LLEGADOS a este punto, parece evidente que la actual situación tiene varias similitudes con lo que ocurrió hace unos 20 años en la segunda economía del mundo: Japón. A mediados de los 80, el país experimentó una burbuja bursátil y de activos inmobiliarios. Se cuenta que el Palacio Imperial de Tokio llegó a valer lo mismo que todo el estado de California.
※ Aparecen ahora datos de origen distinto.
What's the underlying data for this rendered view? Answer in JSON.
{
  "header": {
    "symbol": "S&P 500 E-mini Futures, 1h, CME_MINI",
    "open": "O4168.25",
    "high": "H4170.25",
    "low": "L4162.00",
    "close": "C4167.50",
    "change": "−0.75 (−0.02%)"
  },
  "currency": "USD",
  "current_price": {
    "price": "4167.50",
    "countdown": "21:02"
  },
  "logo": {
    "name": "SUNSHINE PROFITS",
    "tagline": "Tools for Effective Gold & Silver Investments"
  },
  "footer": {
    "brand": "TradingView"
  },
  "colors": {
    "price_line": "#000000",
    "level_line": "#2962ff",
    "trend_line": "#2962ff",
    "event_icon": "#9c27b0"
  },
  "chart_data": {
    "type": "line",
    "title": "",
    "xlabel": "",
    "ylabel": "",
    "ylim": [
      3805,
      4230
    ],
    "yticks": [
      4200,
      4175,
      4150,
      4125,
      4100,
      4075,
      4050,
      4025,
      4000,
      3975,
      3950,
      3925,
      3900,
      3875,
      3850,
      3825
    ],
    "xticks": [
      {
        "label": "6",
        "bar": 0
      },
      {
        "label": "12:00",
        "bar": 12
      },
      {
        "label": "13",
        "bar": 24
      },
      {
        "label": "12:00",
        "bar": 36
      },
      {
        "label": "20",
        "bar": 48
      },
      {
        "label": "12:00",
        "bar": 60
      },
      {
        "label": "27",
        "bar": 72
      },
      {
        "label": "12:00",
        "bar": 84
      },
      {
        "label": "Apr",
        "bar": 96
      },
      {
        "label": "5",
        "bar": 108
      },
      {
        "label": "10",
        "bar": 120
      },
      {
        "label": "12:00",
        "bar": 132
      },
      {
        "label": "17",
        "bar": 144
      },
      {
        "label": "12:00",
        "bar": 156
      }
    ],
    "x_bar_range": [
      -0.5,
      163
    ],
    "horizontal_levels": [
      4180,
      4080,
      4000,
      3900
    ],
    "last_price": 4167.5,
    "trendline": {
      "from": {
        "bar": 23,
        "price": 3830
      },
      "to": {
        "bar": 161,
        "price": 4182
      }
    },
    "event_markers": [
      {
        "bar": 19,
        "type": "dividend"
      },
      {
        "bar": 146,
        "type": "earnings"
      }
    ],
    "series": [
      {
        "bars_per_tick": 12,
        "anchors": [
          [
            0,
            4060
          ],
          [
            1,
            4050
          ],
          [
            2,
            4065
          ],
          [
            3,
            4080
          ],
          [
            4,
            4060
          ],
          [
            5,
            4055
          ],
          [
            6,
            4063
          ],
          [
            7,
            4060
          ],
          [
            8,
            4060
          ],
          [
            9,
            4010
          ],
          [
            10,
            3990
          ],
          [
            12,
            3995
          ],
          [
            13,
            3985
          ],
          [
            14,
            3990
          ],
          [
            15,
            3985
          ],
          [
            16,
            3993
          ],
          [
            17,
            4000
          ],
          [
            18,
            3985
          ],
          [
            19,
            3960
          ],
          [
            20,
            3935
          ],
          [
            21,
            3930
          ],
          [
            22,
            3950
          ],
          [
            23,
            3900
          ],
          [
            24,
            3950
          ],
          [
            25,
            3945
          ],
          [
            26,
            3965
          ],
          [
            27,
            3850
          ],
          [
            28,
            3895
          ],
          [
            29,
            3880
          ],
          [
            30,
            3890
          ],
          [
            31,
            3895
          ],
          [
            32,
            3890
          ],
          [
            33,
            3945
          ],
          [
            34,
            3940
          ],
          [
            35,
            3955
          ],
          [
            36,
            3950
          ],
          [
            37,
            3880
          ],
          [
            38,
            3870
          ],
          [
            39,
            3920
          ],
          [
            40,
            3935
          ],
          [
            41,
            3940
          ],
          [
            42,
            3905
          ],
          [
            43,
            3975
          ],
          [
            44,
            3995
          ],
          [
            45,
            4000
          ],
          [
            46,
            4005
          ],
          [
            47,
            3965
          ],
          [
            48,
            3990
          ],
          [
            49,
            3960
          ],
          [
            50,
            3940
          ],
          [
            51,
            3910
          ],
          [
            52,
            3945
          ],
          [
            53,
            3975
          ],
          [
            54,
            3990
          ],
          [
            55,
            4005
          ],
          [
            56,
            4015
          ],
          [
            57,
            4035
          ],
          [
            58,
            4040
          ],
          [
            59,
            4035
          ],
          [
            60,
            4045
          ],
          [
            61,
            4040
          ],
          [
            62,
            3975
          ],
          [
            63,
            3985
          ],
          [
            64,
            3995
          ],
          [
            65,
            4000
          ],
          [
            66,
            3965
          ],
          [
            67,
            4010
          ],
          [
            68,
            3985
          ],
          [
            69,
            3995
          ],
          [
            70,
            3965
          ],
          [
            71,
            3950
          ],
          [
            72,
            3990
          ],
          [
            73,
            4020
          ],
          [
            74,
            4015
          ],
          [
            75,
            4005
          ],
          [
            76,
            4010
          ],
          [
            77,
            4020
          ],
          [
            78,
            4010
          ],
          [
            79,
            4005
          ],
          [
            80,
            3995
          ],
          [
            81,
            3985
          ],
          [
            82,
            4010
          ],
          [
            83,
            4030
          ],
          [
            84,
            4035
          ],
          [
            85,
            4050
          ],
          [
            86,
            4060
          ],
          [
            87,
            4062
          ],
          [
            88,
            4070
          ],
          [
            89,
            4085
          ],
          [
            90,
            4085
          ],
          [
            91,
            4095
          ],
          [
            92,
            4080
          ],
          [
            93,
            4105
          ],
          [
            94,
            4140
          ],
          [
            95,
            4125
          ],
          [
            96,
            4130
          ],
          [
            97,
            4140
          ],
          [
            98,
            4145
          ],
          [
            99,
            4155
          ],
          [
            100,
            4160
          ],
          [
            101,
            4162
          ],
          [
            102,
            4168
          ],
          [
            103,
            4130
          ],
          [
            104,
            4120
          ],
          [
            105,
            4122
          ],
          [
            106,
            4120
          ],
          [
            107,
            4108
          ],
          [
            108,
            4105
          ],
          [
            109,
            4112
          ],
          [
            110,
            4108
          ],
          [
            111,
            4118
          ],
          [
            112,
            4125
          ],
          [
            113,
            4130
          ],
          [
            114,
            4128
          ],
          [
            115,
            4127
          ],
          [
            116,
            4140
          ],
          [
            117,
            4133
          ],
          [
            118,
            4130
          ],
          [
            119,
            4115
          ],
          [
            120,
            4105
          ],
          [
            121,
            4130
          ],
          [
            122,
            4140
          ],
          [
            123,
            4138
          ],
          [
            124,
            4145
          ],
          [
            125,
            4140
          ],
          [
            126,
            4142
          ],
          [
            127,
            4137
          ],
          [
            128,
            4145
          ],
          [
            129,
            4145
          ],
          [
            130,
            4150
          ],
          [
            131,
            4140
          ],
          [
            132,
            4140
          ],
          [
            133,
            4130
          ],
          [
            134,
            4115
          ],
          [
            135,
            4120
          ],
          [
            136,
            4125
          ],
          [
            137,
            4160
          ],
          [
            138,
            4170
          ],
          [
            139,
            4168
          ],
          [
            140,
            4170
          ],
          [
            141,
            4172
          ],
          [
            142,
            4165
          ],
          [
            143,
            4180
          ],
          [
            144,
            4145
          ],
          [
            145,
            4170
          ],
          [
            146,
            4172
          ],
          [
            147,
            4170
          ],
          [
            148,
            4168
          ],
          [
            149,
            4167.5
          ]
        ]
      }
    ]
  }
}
La explosión de ambas burbujas causó la “década perdida”, nombre con que se conoce al prolongado estancamiento económico que abarcó prácticamente todos los 90. Las autoridades adoptaron las medidas que acostumbran a recomendarse: recortes de los tipos y diversos paquetes de estímulo fiscal. ¿Por qué no funcionaron estas recetas? Varias son las explicaciones.
En primer lugar, es cierto que los estímulos fiscales tuvieron cierto éxito en un inicio. Sin embargo, el deterioro de las cuentas públicas fue de tal magnitud que pronto comenzaron a aparecer voces defendiendo medidas de rigor fiscal. Así, el Gobierno decidió aumentar varios impuestos (IVA, IRPF) de forma precipitada, ante los primeros indicios de recuperación. Esta decisión, junto a la mala fortuna de un terrible terremoto en Kobe y la crisis asiática de 1997 causaron una nueva depresión.
En segundo lugar, la política monetaria tampoco fue muy efectiva porque los recortes de tipos se produjeron lentamente. En términos reales (que es lo que importa para la inversión), los tipos incluso aumentaron cuando la economía entró en deflación a mediados de los 90. El banco central no adoptó una política monetaria heterodoxa hasta el 2001, más de 10 años después de la explosión de la burbuja.
Una tercera crítica que se hace a las autoridades japonesas es la falta de colaboración entre el Gobierno y el banco central. La máxima autoridad monetaria se mostró reticente a colaborar con el Ministerio de Finanzas ya que temía que pudiera ser interpretado como una pérdida de independencia. Además, le inquietaba la idea de acumular deuda pública en su balance a unos tipos muy reducidos, por las pérdidas contables que ello podría provocarle cuando los tipos subieran.
Por último, cabe resaltar que en el ámbito microeconómico la banca apenas se reestructuró después de la explosión de las burbujas y permaneció infracapitalizada. Ello contribuyó a la parálisis del crédito y limitó la capacidad del banco central para impulsar la economía.
La respuesta de las autoridades a la situación actual está siendo distinta a la de Japón. Desde el inicio, diversos gobiernos han aprobado agresivos planes de estímulo fiscal y se han recortado intensa y rápidamente los tipos. En el ámbito microeconómico, se han realizado numerosas inyecciones de capital a los bancos para evitar una mayor caída del crédito. Además, se observa una estrecha colaboración entre los Tesoros y los bancos centrales, especialmente en EEUU, donde la Fed se ha mostrado dispuesta a adquirir deuda pública. En definitiva, la experiencia japonesa está sirviendo a las autoridades occidentales para evitar caer en los mismos errores.